Credential management specialist LastPass has disclosed a new cyber security incident – its second in four months – that seems to have its roots in the first.
The company launched an investigation, notified law enforcement and brought on board expertise from Mandiant, after it spotted unusual activity in an undisclosed third-party cloud storage service, which it shares with its affiliate GoTo, a unified communications company.
LastPass CEO Karim Toubba said the investigation found that an unauthorised party used information stolen in the August 2022 incident to access “certain elements” of customers’ information. Customer passwords were not impacted and remain safely encrypted, he said.
“We are working diligently to understand the scope of the incident and identify what specific information has been accessed,” said Toubba. “In the meantime, we can confirm that LastPass products and services remain fully functional. As always, we recommend that you follow our best practices around setup and configuration of LastPass.”
The fact that LastPass customer data appears to have been accessed means the latest incident is potentially more impactful than the first.
The August 2022 cyber attack saw a threat actor compromise a LastPass developer’s endpoint to access the firm’s development environment, establish persistent access once the developer, and steal portions of source code and some proprietary technical information.
It is now clear that this information has proved of some value, although LastPass did not say whether or not its latest attacker was the same individual, or whether the information was sold on in some way.
Toubba added: “As part of our efforts, we continue to deploy enhanced security measures and monitoring capabilities across our infrastructure to help detect and prevent further threat actor activity.
“We thank you for your patience while we work through our investigation. As is our practice, we will continue to provide updates as we learn more.”
Silverfort senior researcher Yoav Iellin commented: “Given the vast amount of passwords it protects globally, LastPass remains a big target.

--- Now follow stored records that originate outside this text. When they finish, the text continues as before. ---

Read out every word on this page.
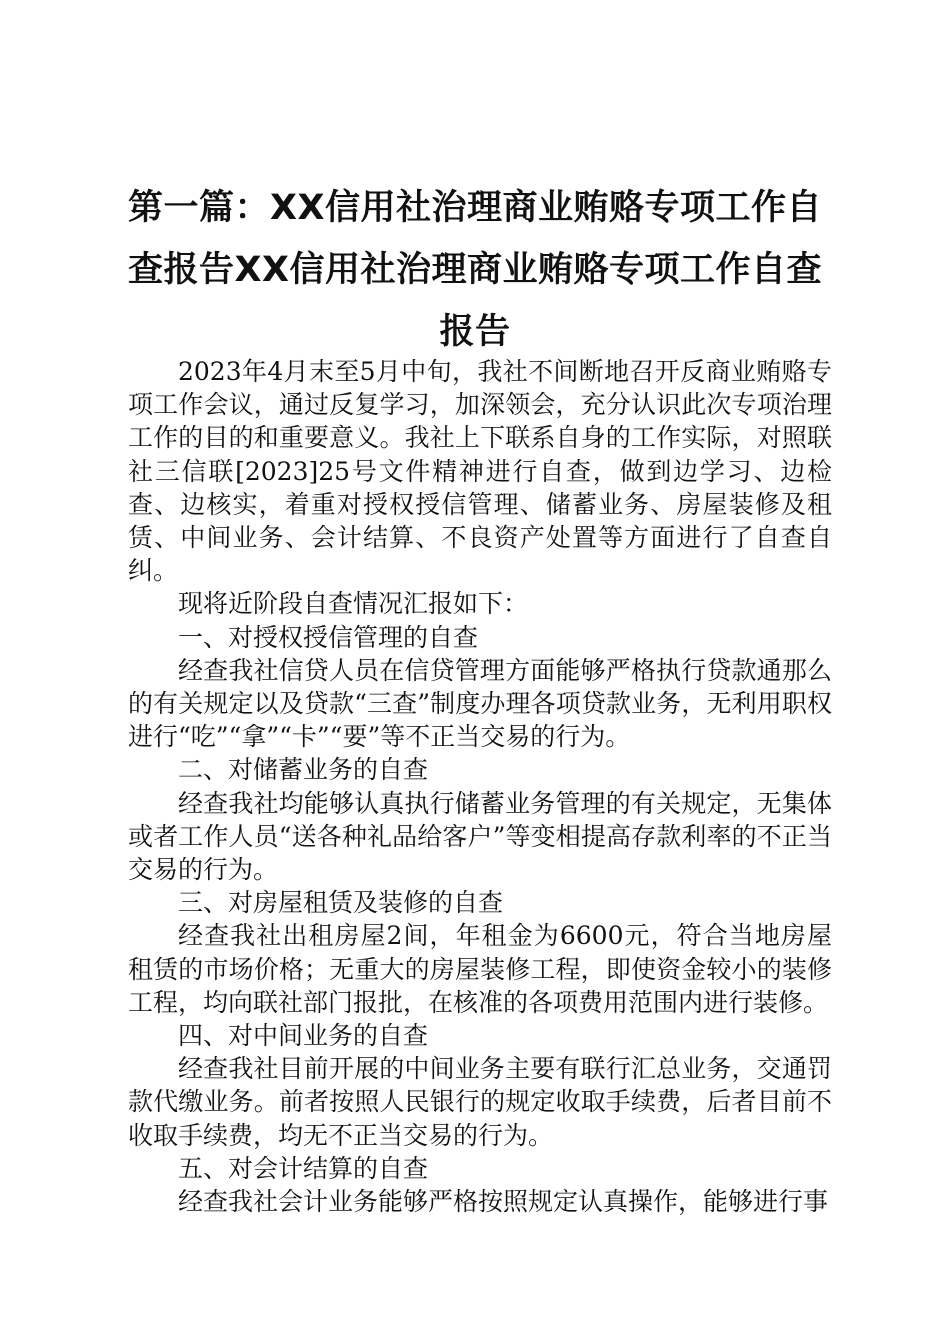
第一篇：XX信用社治理商业贿赂专项工作自查报告XX信用社治理商业贿赂专项工作自查报告

2023年4月末至5月中旬，我社不间断地召开反商业贿赂专项工作会议，通过反复学习，加深领会，充分认识此次专项治理工作的目的和重要意义。我社上下联系自身的工作实际，对照联社三信联[2023]25号文件精神进行自查，做到边学习、边检查、边核实，着重对授权授信管理、储蓄业务、房屋装修及租赁、中间业务、会计结算、不良资产处置等方面进行了自查自纠。

现将近阶段自查情况汇报如下：

一、对授权授信管理的自查

经查我社信贷人员在信贷管理方面能够严格执行贷款通那么的有关规定以及贷款“三查”制度办理各项贷款业务，无利用职权进行“吃”“拿”“卡”“要”等不正当交易的行为。

二、对储蓄业务的自查

经查我社均能够认真执行储蓄业务管理的有关规定，无集体或者工作人员“送各种礼品给客户”等变相提高存款利率的不正当交易的行为。

三、对房屋租赁及装修的自查

经查我社出租房屋2间，年租金为6600元，符合当地房屋租赁的市场价格；无重大的房屋装修工程，即使资金较小的装修工程，均向联社部门报批，在核准的各项费用范围内进行装修。

四、对中间业务的自查

经查我社目前开展的中间业务主要有联行汇总业务，交通罚款代缴业务。前者按照人民银行的规定收取手续费，后者目前不收取手续费，均无不正当交易的行为。

五、对会计结算的自查

经查我社会计业务能够严格按照规定认真操作，能够进行事
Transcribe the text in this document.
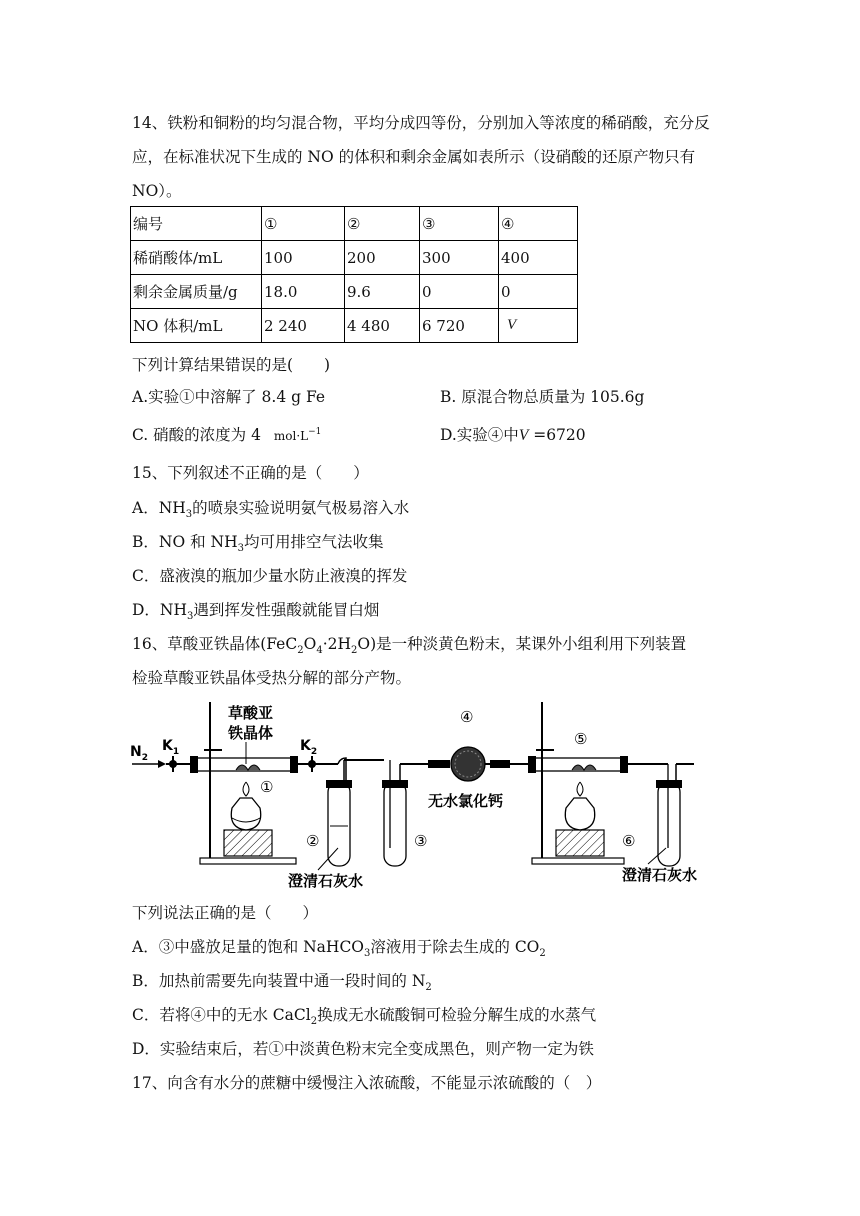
14、铁粉和铜粉的均匀混合物，平均分成四等份，分别加入等浓度的稀硝酸，充分反应，在标准状况下生成的 NO 的体积和剩余金属如表所示（设硝酸的还原产物只有 NO）。
编号	①	②	③	④
稀硝酸体/mL	100	200	300	400
剩余金属质量/g	18.0	9.6	0	0
NO 体积/mL	2 240	4 480	6 720	V
下列计算结果错误的是(　　)
A.实验①中溶解了 8.4 g Fe	B. 原混合物总质量为 105.6g
C. 硝酸的浓度为 4 $mol\cdot L^{-1}$	D.实验④中V =6720
15、下列叙述不正确的是（　　）
A．$NH_3$的喷泉实验说明氨气极易溶入水
B．NO 和 $NH_3$均可用排空气法收集
C．盛液溴的瓶加少量水防止液溴的挥发
D．$NH_3$遇到挥发性强酸就能冒白烟
16、草酸亚铁晶体$(FeC_2O_4\cdot 2H_2O)$是一种淡黄色粉末，某课外小组利用下列装置
检验草酸亚铁晶体受热分解的部分产物。
$N_2$
$K_1$
草酸亚
铁晶体
①
$K_2$
②	③
④
无水氯化钙
⑤
⑥
澄清石灰水	澄清石灰水
下列说法正确的是（　　）
A．③中盛放足量的饱和 NaHCO$_3$溶液用于除去生成的 $CO_2$
B．加热前需要先向装置中通一段时间的 $N_2$
C．若将④中的无水 CaCl$_2$换成无水硫酸铜可检验分解生成的水蒸气
D．实验结束后，若①中淡黄色粉末完全变成黑色，则产物一定为铁
17、向含有水分的蔗糖中缓慢注入浓硫酸，不能显示浓硫酸的（　）
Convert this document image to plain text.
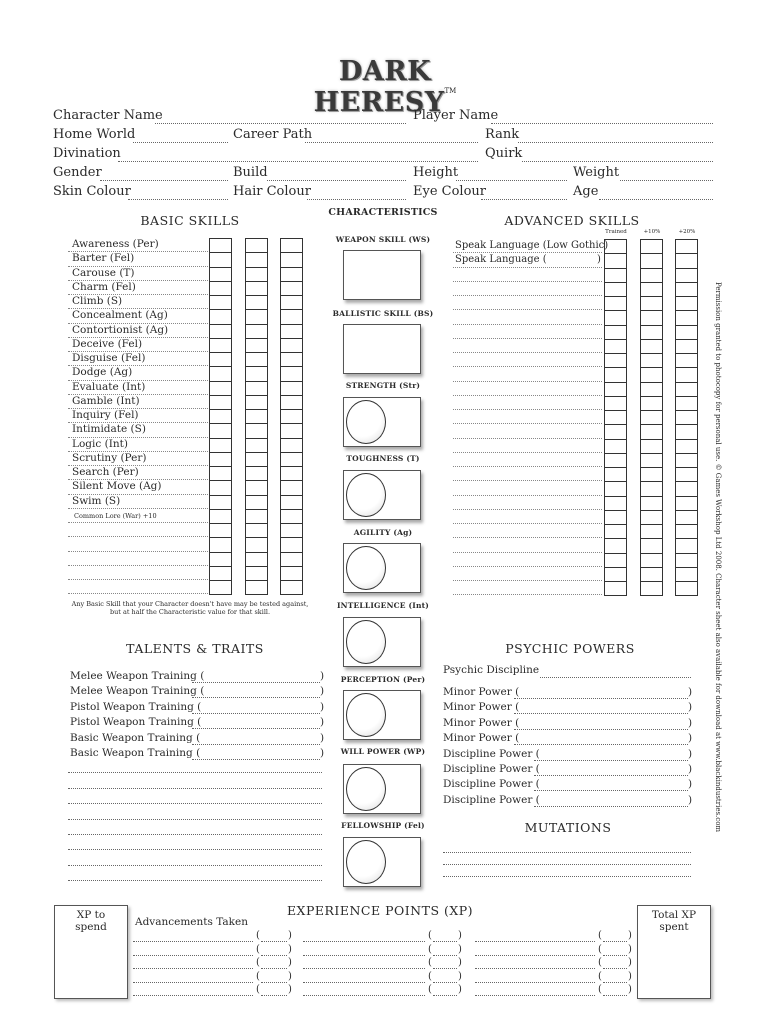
DARK HERESY™
Character Name	Player Name
Home World	Career Path	Rank
Divination	Quirk
Gender	Build	Height	Weight
Skin Colour	Hair Colour	Eye Colour	Age
BASIC SKILLS
Awareness (Per)
Barter (Fel)
Carouse (T)
Charm (Fel)
Climb (S)
Concealment (Ag)
Contortionist (Ag)
Deceive (Fel)
Disguise (Fel)
Dodge (Ag)
Evaluate (Int)
Gamble (Int)
Inquiry (Fel)
Intimidate (S)
Logic (Int)
Scrutiny (Per)
Search (Per)
Silent Move (Ag)
Swim (S)
Common Lore (War) +10
Any Basic Skill that your Character doesn't have may be tested against, but at half the Characteristic value for that skill.
CHARACTERISTICS
WEAPON SKILL (WS)
BALLISTIC SKILL (BS)
STRENGTH (Str)
TOUGHNESS (T)
AGILITY (Ag)
INTELLIGENCE (Int)
PERCEPTION (Per)
WILL POWER (WP)
FELLOWSHIP (Fel)
ADVANCED SKILLS
Trained	+10%	+20%
Speak Language (Low Gothic)
Speak Language (	)
Permission granted to photocopy for personal use. © Games Workshop Ltd 2008. Character sheet also available for download at www.blackindustries.com
TALENTS & TRAITS
Melee Weapon Training (	)
Melee Weapon Training (	)
Pistol Weapon Training (	)
Pistol Weapon Training (	)
Basic Weapon Training (	)
Basic Weapon Training (	)
PSYCHIC POWERS
Psychic Discipline
Minor Power (	)
Minor Power (	)
Minor Power (	)
Minor Power (	)
Discipline Power (	)
Discipline Power (	)
Discipline Power (	)
Discipline Power (	)
MUTATIONS
EXPERIENCE POINTS (XP)
XP to spend	Advancements Taken
Total XP spent
(	)	(	)	(	)
(	)	(	)	(	)
(	)	(	)	(	)
(	)	(	)	(	)
(	)	(	)	(	)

“The company has admitted the threat actor gained access using information obtained in the previous compromise. Exactly what this information is remains unclear, but typically, it is best practice after suffering a breach for the organisation to generate new access keys and replace other compromised credentials. This ensures things like cloud storage and backup access keys cannot be reused.
Iellin added: “For worried users, ensure you watch out for updates from the company and take time to verify that these are legitimate before taking any action.
“In addition, ensuring you have two-factor authentication on any applications with passwords in LastPass, and changing passwords, will provide the utmost level of security.”